Inferior Standards
Radio Commentary, 90.7, 91.7 New Life FM, December 6, 2013 – By Sue Ella Deadwyler
Good morning, Jim. In July Governor Deal and State School Superintendent Barge announced that Georgia would pull out of the Common Core State Standards (CCSS) testing agreement. But, pulling out of the testing is NOT equivalent to dumping Common Core. To make things worse, Georgia was so willing to qualify for a Race to the Top grant, that the state accepted the standards BEFORE they were written. So, it’s unclear how or whether CCSS can be scrapped, even though the testing was rejected.
Creating Common Core was NOT an open process. It is NOT voluntary. It is a national project created in secret without input from teachers, Congress or state legislatures. Since it was attached to Race to the Top grants, states adopted it sight-unseen. Because its implementation activates federal control of school curriculum for charter schools, private schools, religious schools, Catholic schools and homeschooling, it is blatantly unconstitutional.In addition to the unconstitutional aspect, the academic level of CCSS is lower than most state curricula. It’s a “dumbing down” process designed to lower and erode achievement levels of all students. It’s so bad, so inferior and so far behind international expectations that the only real mathematician on the validation committee refused to endorse it. In fact, the Texas legislature was told that Common Core math standards are “in large measure a political document … written at a very low level.”
Another Common Core validation committee member refused to approve the standards because they weaken literary and cultural knowledge necessary for college coursework. Example: comic books and graphic novels, formerly used with low achievers and poor readers, are mainstreamed for all students.
Tragically, without parental consent and regardless of federal law prohibiting such invasion of privacy, CCSS authorizes government agencies to fill databases with unlimited information on each child and share it with others.
Recently, the Republican National Committee passed a resolution against Common Core as a one-size-fits-all curriculum produced by two private membership organizations, the National Governor’s Association and the Council of Chief State School Officers. Its goal is to make students more competitive in a global marketplace.
In other words, Common Core promotes school-to-work and requires students to choose a career path in or before middle school. As a result, the remainder of their education will be job-training, instead of academics. The resolution rejects collecting, storing and sharing personal student data for non-educational purposes without prior written consent of the child’s parent or the adult student who can consent personally.

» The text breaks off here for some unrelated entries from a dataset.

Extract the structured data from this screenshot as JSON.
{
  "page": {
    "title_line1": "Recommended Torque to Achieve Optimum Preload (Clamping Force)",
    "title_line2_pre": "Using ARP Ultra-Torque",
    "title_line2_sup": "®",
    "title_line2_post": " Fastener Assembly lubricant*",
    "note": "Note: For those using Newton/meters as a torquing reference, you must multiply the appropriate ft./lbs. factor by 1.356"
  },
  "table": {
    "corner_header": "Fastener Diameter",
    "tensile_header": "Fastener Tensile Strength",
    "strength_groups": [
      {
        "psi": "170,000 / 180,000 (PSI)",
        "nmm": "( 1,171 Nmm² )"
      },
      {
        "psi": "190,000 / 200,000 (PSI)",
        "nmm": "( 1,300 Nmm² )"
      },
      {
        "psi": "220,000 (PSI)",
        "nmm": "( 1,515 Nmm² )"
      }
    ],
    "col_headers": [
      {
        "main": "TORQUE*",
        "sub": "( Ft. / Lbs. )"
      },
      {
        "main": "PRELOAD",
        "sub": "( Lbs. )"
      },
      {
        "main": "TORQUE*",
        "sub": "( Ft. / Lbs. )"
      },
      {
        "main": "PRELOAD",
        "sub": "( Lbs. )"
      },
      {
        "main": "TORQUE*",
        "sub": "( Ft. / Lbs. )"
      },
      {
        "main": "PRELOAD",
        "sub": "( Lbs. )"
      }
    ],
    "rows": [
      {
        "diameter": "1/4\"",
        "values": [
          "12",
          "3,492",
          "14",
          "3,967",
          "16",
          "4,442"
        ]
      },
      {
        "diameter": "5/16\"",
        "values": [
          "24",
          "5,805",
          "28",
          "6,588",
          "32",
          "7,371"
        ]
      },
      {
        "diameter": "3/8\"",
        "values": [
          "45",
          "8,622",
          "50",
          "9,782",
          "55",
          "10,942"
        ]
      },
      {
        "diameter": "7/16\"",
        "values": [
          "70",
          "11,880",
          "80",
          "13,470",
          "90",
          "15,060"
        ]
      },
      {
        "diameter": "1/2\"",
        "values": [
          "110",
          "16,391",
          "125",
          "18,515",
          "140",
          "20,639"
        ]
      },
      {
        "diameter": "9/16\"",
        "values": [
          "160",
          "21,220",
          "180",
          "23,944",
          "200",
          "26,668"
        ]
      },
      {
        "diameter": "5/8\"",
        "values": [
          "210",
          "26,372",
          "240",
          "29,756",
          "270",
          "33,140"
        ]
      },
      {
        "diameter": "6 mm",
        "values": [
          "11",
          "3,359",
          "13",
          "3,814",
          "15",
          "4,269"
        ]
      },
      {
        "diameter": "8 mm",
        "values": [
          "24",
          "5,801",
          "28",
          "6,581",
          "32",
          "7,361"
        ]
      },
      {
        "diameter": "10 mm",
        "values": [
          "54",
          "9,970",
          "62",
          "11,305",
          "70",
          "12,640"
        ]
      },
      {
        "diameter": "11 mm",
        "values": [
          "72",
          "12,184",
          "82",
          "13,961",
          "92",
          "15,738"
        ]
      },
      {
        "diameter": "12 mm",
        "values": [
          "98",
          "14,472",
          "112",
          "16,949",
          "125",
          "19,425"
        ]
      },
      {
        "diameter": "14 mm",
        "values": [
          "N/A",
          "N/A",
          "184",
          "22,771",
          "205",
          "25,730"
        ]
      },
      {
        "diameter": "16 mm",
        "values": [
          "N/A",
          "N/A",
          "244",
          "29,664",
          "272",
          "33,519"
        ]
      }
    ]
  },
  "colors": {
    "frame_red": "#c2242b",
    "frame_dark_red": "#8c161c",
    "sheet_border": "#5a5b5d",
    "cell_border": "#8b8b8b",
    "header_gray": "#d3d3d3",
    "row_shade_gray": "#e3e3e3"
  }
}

Common Core’s goal was described by the outgoing president of the Missouri branch of the National Education Association, who said it would “prepare our kids for a global community, a global society. These are going to exactly take us there.” That’s NOT the proper goal of education! S.B. 167, introduced in 2013 to remove CCSS from Georgia, remains alive for the 2014 session and needs to pass. Recommended action will come later. For Georgia Insight I’m Sue Ella Deadwyler, your Capitol correspondent.